Eye For Film >> Movies >> The Aura (2005) Film Review
The Aura
Reviewed by: Amber Wilkinson
Director Fabian Bielinsky - who netted a raft of awards for his debut feature Nine Queens - proves it was no flash in the pan with this fantastic thriller.
Here he teams up once again with the crumpled-but-sexy Ricardo Darin (Nine Queens, Son Of The Bride), who puts in yet another wonderfully nuanced performance.
Darin is Esteban Espinoza, an epileptic taxidermist whose life is in a rut. He is obsessed with hold ups ("People are robbing all the time, but they are stupid," he confides in a pal) and is convinced he could commit the perfect crime. It's not just his work that is stuffed, however, his marriage is, too, and when his wife walks out the door he decides to get away from it all and go hunting in the Patagonian forest.
While there, an accidental meeting - and an accidental death - plunge him into the centre of a real-life heist. Only these criminals aren't the nice, clever guys from his dreams, they're the real deal - bad men, who do bad things to good people. This, coupled with Esteban's tendency to suffer fits (preceded by an eerie "aura" moment when time stands still just before he collapses), means he is in up to his neck.
El Aura has a film noir heart as dark as the Patagonian woods. Bielinsky's clever direction - coupled with an atmospheric piano-driven score - make the wide-open spaces of the forest feel as oppressive as the streets of New York. Where El Aura really scores, however, is in terms of characterisation.

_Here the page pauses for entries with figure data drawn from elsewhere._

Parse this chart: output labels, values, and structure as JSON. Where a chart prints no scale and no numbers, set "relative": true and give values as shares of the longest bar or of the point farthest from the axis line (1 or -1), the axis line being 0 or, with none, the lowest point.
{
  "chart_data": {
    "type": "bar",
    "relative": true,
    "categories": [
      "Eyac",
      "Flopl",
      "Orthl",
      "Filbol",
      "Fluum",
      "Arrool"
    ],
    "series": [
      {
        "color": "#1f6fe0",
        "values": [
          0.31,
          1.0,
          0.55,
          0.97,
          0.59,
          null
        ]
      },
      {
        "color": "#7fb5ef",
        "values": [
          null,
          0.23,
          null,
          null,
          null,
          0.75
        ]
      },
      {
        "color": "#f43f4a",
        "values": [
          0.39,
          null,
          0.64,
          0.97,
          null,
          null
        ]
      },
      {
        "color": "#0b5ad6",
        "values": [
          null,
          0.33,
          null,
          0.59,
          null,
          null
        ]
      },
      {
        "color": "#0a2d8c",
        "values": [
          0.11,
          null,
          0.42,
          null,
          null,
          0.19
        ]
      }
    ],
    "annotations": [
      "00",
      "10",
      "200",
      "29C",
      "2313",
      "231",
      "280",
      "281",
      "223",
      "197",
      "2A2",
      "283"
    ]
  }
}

Though the plot is intricate, it never feels overly slick and Bielinsky always favours back story over a special effect. It is the minutae of relationships as much as the minutae of the heist which are under the microscope here. Tense and twisty, this is what thrillers should be about. How it wasn't short-listed for best foreign language film in this year's Oscars is beyond me.